Several times since coming here, I’ve overheard the phrase “up the Dempster” in local conversations. I thought it might be a euphemism at first, but now, one-month veteran of the Klondike that I am, have come to know its real meaning. And yesterday, I was fortunate enough to be invited along on a road trip to go up the Dempster, albeit only partially.
The Dempster is in fact a highway, which starts just outside of Dawson City, and runs 736 km north to Inuvik in the Northwest Territories. This time of year, with the addition of an ice road extension, the highway technically runs another 194 km to Tuktoyaktuk (the Harper Government has made noises about making that into a year-round road). The Dempster Highway has the distinction of being the northernmost highway in the land, since it is Canada’s only all-weather road to cross the Arctic Circle. It is named after legendary Mountie William Dempster, who routinely ran the dogsled trail from Dawson City to Fort McPherson, NWT a hundred years ago.
Our expedition consisted of a small herd of local visiting artists, songwriters, and filmmakers, two of whom were scheduled to fly back to Whitehorse that afternoon. There had been live music at The Pit the night before, followed by parties that ran well into the morning, so it was a sedate, but enthusiastic bunch that bundled into the van early on Sunday. Everyone was commenting on what a comparatively mild day it was when we set out (around -28ºC after a solid week of -40ºC weather) but it was also gray and overcast.

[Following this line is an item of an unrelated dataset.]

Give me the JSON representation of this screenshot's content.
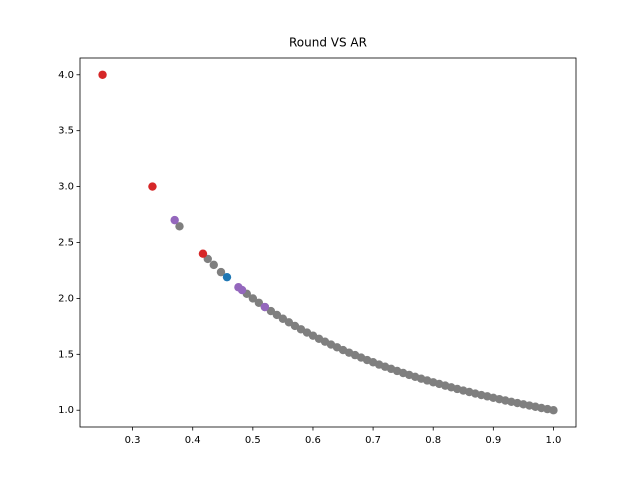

In the handful of hours at our disposal, we couldn’t go very far, so it was really a tourist sightseeing daytrip — more of A Taste of the Dempster. Most of the highway is an unpaved and unforgiving gravel road, which in summertime has the reputation of chewing up the tires of those that make prolonged runs along it. In January, however, the road was icy and tricky, but not treacherous. Besides, we had an excellent and experienced driver and guide in Eldo Enns (a current Yukon College instructor and KIAC (Klondike Institute of Arts & Culture) associate, and former city manager, who seems to do or have done just about everything in his time).
We went far enough that we transcended the tree line, where the great northern boreal forest ends, and the arctic tundra begins. We got a little past Tombstone Territorial Park in the Ogilvie Mountains before having to turn back, but the sight was awe inspiring, with jagged, ghostlike white mountains standing guard over barren expanses of snow covered valleys.
Whatever “this ain’t cold” bravado we might have felt at the start of the trip was soon lost, though, as the wind came blowing in over the tundra and fingers began freezing on camera triggers. Parka hoods quickly went up as we explored outside, and there were always exclamations of relief when people jumped back into the warmth of the van. As short-lived as it might have been, I’m grateful to have had the chance to see this unique and beautiful piece of Canada.
In summertime and fall, the parks and wilderness areas along the highway are a mecca for hikers and other visitors, and I strongly urge anyone interested in an unforgettable adventure to drive up the Alaska Highway from B.C. to Whitehorse, YT, then take the Klondike Highway to Dawson City (do plan to spend some time here) and finally, after picking up a spare tire or two, go on up the Dempster to where it ends near the Beaufort Sea. It is a haj I think all Canadians should do in their lifetime, and one I hope to more fully undertake in the future.